WORCESTER — Citizens Energy Corp. and Distrigas of Massachusetts yesterday announced the renewal of their partnership to help struggling natural gas customer pay their home heating bills.
In the front yard of a young mother who benefited from the program last year, Citizens Energy Chairman and President Joseph P. Kennedy II said the renewal is crucial because helping those in need “is not an option, but an obligation.” Unseasonably warm temperatures early in the winter offered New England residents “a good sense of what global warming is all about,” the former congressman noted. More recent cold weather, though, has left the seasonal average at about 93 percent of normal, he said.
“Many households are bracing for each heating bill this winter,” Mr. Kennedy said. Fuel assistance, he added, “can make a real difference, particularly to those who feel they need to choose between heat for their homes and other necessities, such as food or prescription drugs, because they can’t afford both.”
The Citizens Energy/Distrigas Heat Assistance Program is funded form a percentage of the proceeds of every Distrigas LNG shipment through the company’s import terminal in Everett. The program was launched in 2005.
Mr. Kennedy and Distrigas CEO Clay L. Harris explained that the assistance program is available to New England households that don’t quality for federal fuel aid but still earn less than 60 percent of the median income or that have exhausted their federal benefit. Recipients are given a $150 credit toward their natural gas bill.
Karen Toukonen, who rents the Massasoit Street home where yesterday’s CEDHAP press conference took place, said the assistance proved invaluable to her last year, enabling her to keep her home sufficiently warm for her three children as well as pay for medications and groceries.
“I do not know what I would have done without that extra little push,” Ms.

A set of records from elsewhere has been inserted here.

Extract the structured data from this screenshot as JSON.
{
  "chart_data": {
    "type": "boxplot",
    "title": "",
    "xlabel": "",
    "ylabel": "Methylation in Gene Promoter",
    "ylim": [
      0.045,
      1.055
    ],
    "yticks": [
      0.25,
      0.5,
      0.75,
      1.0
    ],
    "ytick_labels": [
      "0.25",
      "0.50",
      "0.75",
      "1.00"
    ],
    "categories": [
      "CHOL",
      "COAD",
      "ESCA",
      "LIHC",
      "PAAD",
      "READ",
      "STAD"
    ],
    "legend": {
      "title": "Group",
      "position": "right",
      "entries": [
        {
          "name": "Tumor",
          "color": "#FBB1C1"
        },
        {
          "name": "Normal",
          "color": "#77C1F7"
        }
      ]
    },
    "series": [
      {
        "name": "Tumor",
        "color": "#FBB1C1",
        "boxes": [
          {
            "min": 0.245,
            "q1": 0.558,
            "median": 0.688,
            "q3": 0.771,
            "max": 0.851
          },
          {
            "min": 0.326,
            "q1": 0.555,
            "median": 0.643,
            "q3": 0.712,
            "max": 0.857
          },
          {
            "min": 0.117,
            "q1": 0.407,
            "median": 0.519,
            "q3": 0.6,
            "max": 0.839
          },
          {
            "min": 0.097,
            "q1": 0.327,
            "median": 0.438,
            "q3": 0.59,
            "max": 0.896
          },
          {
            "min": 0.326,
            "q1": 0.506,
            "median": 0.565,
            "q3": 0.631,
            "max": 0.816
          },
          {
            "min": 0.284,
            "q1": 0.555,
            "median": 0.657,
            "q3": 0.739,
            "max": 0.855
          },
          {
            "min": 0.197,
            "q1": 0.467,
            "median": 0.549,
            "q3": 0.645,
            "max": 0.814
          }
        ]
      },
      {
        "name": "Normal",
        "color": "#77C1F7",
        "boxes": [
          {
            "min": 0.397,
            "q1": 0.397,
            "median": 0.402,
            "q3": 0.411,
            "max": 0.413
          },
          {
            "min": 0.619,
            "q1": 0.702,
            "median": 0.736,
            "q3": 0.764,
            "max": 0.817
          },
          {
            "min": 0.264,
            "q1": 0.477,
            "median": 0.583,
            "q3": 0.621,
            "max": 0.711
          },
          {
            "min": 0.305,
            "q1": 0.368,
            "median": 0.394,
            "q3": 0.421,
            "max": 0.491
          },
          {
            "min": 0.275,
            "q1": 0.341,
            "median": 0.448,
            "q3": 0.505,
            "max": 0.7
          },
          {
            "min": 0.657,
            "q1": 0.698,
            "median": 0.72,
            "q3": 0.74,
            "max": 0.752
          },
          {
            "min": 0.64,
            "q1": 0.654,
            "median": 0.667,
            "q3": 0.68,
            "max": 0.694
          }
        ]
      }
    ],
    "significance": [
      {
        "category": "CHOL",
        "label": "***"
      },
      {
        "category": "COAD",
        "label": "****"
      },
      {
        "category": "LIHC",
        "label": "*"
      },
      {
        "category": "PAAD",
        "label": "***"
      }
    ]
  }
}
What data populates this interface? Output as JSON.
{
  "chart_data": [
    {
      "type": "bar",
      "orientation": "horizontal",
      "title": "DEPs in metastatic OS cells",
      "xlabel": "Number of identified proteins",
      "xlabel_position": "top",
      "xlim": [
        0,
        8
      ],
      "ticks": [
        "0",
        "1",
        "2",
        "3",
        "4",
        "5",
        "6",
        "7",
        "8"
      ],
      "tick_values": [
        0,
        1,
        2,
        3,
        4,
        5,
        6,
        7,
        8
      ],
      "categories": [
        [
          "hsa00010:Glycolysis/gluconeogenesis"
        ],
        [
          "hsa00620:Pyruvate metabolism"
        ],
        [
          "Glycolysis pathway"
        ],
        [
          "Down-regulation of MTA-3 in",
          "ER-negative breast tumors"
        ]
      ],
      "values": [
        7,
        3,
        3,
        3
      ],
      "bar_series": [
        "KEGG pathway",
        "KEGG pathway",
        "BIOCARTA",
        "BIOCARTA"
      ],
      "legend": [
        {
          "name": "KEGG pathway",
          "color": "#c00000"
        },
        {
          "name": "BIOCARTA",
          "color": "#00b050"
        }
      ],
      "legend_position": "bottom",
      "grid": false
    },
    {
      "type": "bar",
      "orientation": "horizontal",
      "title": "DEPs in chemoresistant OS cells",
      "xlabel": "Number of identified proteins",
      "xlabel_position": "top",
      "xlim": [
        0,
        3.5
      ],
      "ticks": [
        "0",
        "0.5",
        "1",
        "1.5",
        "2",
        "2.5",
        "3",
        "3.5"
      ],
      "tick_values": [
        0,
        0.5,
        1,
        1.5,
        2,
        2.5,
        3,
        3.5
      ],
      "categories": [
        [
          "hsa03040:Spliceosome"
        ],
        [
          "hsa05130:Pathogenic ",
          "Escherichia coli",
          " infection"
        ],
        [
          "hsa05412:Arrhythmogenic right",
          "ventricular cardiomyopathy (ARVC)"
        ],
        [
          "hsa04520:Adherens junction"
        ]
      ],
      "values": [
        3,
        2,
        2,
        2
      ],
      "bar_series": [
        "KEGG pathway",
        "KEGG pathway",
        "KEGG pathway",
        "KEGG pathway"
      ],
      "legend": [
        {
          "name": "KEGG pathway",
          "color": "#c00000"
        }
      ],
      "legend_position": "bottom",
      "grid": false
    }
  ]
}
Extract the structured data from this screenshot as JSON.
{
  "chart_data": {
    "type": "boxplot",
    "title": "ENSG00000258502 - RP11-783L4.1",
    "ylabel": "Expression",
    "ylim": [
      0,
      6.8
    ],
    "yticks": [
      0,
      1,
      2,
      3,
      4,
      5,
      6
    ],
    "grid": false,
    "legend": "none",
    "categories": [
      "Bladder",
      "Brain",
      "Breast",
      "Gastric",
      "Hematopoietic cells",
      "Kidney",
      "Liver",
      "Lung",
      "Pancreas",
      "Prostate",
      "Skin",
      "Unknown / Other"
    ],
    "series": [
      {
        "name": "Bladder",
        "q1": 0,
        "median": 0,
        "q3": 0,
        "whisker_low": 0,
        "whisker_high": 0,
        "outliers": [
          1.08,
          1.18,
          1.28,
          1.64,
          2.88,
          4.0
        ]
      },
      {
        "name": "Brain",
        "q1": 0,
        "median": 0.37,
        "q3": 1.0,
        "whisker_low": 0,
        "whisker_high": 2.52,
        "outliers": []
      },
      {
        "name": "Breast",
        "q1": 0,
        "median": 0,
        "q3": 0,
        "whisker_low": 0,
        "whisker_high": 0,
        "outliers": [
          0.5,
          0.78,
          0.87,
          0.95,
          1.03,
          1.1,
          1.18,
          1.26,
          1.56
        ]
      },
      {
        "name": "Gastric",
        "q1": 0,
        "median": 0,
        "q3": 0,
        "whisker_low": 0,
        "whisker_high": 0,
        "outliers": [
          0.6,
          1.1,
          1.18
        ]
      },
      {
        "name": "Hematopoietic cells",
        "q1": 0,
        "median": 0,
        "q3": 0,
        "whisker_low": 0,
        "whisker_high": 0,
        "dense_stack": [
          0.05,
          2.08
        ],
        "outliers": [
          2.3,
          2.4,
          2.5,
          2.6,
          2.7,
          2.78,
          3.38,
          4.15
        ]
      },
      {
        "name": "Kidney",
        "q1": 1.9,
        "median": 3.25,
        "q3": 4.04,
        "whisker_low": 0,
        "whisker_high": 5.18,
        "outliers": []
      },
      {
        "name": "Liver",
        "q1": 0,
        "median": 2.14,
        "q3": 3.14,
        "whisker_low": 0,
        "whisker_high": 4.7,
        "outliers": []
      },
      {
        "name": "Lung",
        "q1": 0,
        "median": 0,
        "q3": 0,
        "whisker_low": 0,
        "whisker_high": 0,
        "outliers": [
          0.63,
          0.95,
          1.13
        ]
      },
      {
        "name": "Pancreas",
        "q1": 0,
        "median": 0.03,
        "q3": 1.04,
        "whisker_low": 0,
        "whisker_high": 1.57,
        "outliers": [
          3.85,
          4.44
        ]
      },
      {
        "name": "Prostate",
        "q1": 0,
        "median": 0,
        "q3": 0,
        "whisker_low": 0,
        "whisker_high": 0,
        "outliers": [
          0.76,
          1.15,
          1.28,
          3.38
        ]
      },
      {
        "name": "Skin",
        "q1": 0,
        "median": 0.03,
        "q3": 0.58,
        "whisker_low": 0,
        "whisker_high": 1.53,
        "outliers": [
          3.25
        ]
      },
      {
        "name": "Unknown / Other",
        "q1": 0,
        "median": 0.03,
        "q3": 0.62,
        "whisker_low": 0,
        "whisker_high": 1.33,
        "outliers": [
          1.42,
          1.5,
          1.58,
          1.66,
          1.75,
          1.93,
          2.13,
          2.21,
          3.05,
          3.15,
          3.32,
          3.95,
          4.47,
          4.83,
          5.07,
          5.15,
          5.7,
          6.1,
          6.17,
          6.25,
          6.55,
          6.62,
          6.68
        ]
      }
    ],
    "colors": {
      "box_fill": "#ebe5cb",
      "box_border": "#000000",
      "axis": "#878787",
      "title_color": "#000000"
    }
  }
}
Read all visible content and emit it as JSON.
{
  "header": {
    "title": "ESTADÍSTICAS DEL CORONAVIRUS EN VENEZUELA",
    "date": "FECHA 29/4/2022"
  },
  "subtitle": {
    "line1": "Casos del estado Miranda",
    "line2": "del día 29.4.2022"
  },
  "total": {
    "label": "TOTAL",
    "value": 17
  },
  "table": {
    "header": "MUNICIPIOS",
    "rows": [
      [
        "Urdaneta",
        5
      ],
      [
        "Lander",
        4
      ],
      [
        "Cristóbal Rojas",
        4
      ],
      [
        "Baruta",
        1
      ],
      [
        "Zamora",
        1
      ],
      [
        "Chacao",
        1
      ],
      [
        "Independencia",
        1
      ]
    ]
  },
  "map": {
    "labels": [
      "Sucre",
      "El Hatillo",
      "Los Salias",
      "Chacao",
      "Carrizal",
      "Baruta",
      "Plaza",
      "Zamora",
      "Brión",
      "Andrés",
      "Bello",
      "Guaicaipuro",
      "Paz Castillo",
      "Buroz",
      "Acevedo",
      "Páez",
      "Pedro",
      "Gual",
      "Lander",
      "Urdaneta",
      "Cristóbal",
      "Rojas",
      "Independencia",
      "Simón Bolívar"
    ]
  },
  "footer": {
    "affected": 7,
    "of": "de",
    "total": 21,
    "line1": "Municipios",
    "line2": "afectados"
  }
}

Toukonen said.
The single mother said she was told about the program after she sought help form the local Worcester Community Action Council office last year.
Council director Jill C. Dagilis said the agency provides heating cost assistance to about 11,000 households in central Massachusetts. She noted that requests for aid are coming into the agency at almost the same rate as last winter.
Assistance is available through April 30, Ms. Dagilis said.
Also attending the press conference were Worcester Mayor Konstantina B. Lukes, who thanked Citizens Energy and Distrigas for providing city residents “with this unique program.”
About 34 percent of homes in New England are heated with natural gas. About 6,000 households in the region are expected to receive CEDHAP assistance this year. Citizens Energy also has a partnership with CITGO Petroleum to provide home heating oil assistance. Eligible families can buy one-time deliveries of up to 200 gallons of home heating oil at a 40 percent discount.
The partnership with CITGO drew strong criticism earlier this year from some Republican politicians and conservative political organizations because CITGO is the U.S. distribution arm of the Venezuelan state oil company. Venezuelan President Hugo Chavez and President Bush have clashed frequently over a variety of issues.
Mr. Kennedy responded that no such criticism arises over America’s importation of oil from countries such as Saudi Arabia, Kuwait, Russia and China. The bottom line, he said, is that heating oil is being made available to help U.S. citizens who couldn’t otherwise afford it.